Spatially Resolved Projections of Carbon Releases from Thawing Polygonal Tundra

Abstract:

Arctic wetlands contain significant stores of organic carbon that are potentially vulnerable to release to the atmosphere as Arctic temperatures increase. Projecting the fate of that carbon is particularly difficult for polygonal tundra because of the strong control that organized microtopography plays in the hydrology and carbon cycle in those regions. A comprehensive microtopography-resolving modeling strategy for projecting the release of carbon from warming polygonal tundra has recently been developed. The strategy combines a novel multifaceted simulation capability, workflows for developing high-resolution computational meshes, and approaches for soil parameter estimation. Central to the approach is the Arctic Terrestrial Simulator, a highly parallel simulation tool that couples models of surface and subsurface thermal hydrology with phase change, surface energy balance, snow thermal processes, snow spatial distribution, and soil carbon dynamics all in an extensible and flexibly configured framework. We will present projections of future carbon release from thawing polygonal ground at the Barrow Environmental Observatory.
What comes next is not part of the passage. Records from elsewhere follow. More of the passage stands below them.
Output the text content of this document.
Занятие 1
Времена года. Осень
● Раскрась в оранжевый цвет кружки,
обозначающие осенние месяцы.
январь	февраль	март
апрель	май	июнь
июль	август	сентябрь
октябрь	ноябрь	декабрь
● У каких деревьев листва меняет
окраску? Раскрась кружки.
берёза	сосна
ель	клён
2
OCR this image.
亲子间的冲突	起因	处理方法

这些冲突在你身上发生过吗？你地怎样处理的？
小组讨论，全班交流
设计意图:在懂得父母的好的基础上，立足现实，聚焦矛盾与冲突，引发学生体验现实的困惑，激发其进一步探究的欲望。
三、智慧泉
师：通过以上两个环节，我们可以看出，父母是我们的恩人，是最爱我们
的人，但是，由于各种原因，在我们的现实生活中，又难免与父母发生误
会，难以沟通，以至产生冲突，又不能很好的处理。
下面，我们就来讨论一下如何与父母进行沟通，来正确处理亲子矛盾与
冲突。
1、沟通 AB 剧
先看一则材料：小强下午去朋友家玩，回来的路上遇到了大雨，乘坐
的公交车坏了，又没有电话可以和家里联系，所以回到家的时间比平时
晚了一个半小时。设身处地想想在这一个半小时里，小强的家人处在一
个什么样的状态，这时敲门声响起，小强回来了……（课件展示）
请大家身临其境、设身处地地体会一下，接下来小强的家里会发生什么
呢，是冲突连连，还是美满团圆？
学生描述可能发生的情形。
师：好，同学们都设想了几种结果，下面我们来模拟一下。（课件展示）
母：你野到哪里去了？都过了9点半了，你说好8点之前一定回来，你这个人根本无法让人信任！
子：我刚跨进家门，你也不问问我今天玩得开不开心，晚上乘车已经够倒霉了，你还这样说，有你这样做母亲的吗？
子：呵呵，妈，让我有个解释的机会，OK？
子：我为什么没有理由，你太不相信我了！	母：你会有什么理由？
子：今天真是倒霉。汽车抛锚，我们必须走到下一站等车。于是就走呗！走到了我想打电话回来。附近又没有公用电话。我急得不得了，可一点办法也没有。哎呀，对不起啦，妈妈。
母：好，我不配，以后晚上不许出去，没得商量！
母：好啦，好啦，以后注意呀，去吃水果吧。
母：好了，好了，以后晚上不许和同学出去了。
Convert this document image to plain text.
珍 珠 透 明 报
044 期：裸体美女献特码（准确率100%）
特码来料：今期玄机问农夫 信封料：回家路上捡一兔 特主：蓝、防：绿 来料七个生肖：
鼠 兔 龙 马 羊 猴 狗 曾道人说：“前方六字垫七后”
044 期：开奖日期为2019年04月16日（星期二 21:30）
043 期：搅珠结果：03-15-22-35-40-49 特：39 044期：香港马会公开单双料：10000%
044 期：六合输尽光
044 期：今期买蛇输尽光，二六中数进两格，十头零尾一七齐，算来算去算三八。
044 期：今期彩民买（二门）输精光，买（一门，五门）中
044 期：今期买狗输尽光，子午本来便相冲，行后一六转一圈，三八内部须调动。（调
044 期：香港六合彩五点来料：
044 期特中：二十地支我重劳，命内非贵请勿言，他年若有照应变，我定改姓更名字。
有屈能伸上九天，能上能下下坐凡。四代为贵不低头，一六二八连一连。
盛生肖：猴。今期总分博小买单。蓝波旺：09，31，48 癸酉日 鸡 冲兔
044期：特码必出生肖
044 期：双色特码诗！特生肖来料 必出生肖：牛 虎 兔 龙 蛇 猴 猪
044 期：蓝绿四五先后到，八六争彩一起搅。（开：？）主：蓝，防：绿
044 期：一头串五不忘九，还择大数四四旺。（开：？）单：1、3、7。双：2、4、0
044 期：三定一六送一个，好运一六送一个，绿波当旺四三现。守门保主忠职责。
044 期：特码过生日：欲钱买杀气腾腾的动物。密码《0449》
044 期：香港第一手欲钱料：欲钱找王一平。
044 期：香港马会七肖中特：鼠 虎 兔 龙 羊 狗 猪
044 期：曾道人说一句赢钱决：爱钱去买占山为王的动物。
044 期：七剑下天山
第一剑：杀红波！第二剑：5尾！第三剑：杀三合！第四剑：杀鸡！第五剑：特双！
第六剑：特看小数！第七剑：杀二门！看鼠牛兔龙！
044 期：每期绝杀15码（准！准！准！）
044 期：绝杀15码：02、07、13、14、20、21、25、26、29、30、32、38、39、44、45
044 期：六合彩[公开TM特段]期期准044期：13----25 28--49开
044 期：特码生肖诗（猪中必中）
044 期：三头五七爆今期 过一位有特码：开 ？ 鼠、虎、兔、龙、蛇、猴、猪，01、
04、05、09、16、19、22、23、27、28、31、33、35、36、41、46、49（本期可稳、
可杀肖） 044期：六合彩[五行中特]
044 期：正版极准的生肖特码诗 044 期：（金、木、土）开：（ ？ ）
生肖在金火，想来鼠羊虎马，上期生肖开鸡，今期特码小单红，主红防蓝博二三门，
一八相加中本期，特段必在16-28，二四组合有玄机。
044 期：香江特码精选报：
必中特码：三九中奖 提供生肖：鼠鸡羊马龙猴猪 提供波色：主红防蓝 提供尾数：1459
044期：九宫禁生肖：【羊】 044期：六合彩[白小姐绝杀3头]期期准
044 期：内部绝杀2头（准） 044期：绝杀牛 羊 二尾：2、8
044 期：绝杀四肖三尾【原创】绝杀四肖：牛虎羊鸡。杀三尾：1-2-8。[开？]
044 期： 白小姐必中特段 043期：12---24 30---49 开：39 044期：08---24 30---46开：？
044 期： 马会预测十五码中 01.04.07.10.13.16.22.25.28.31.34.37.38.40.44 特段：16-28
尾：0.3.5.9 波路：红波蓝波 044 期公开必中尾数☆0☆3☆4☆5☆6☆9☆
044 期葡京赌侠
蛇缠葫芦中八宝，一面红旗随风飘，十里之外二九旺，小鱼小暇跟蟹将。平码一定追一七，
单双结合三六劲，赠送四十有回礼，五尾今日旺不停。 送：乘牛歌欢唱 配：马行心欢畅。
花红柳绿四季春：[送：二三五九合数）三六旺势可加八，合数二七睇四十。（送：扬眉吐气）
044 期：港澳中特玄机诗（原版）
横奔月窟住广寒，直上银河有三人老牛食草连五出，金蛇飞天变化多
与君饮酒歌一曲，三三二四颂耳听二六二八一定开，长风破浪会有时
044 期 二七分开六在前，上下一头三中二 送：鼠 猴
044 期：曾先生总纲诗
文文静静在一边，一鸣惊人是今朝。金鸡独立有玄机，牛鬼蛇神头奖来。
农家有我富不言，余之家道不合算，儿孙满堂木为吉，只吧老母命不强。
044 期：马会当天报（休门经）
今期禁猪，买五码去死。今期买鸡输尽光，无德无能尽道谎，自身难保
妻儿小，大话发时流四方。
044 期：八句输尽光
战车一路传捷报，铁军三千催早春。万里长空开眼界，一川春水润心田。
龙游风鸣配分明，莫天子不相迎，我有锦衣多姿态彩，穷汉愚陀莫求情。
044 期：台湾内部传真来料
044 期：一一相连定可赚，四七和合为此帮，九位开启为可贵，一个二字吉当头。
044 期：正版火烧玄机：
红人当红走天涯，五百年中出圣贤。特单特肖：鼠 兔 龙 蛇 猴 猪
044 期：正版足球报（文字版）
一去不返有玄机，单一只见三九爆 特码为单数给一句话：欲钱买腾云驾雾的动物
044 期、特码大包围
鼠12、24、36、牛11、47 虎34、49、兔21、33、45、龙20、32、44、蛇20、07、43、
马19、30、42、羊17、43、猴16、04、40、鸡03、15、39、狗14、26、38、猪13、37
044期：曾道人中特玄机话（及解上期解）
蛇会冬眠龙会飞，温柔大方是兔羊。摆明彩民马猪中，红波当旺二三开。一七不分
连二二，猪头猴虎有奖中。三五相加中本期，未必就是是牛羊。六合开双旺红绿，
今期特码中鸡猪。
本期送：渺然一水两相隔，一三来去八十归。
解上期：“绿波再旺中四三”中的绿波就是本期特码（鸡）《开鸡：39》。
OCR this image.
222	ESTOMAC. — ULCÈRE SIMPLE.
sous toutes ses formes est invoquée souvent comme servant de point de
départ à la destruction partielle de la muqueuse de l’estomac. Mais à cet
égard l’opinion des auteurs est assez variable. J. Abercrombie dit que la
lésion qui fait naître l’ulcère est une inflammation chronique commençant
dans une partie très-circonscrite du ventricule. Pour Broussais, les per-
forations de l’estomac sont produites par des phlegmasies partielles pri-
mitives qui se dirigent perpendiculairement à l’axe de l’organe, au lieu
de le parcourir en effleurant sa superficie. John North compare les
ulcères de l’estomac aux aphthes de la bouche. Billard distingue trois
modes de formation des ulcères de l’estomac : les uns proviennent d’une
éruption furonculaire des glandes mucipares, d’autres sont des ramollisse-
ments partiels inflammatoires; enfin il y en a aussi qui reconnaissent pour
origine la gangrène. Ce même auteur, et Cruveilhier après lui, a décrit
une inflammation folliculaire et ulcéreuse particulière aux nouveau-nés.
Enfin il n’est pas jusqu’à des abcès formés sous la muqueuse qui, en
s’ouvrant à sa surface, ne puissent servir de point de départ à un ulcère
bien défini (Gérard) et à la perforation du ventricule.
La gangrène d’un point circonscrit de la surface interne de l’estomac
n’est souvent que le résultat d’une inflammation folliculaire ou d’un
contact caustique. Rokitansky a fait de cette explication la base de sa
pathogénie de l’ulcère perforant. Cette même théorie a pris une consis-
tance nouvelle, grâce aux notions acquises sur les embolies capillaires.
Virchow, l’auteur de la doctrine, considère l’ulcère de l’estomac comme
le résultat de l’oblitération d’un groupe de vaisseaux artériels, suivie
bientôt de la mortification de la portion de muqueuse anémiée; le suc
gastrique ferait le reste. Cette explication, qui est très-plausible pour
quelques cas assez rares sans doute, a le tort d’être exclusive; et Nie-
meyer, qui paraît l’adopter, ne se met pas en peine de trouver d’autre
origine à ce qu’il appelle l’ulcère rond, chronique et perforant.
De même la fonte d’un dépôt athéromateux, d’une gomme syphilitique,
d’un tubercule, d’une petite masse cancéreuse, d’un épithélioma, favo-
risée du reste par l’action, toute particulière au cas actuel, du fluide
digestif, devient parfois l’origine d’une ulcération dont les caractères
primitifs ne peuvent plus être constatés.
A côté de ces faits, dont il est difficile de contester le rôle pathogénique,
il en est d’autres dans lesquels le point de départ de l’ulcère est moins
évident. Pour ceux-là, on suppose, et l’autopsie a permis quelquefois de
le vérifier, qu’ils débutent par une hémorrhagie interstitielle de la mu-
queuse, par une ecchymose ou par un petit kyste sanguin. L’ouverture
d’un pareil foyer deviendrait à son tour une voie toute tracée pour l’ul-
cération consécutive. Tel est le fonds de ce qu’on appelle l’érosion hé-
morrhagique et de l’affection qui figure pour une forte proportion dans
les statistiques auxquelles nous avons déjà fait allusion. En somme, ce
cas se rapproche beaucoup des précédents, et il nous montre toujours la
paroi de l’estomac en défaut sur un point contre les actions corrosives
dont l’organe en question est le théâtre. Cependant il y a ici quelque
These simulations, which are driven by climate projections in the RCP8.5 scenario, resolve hydrologic processes at the submeter scale to capture variations in soil moisture and soil carbon dynamics across polygon centers, rims, and troughs. We compare results for high- and low-centered polygons, focusing on the integrated effects of microtopography on hydrology and carbon release. This work was supported by LANL Laboratory Directed Research and Development Project LDRD201200068DR and by the The Next-Generation Ecosystem Experiments (NGEE Arctic) project. NGEE-Arctic is supported by the Office of Biological and Environmental Research in the DOE Office of Science.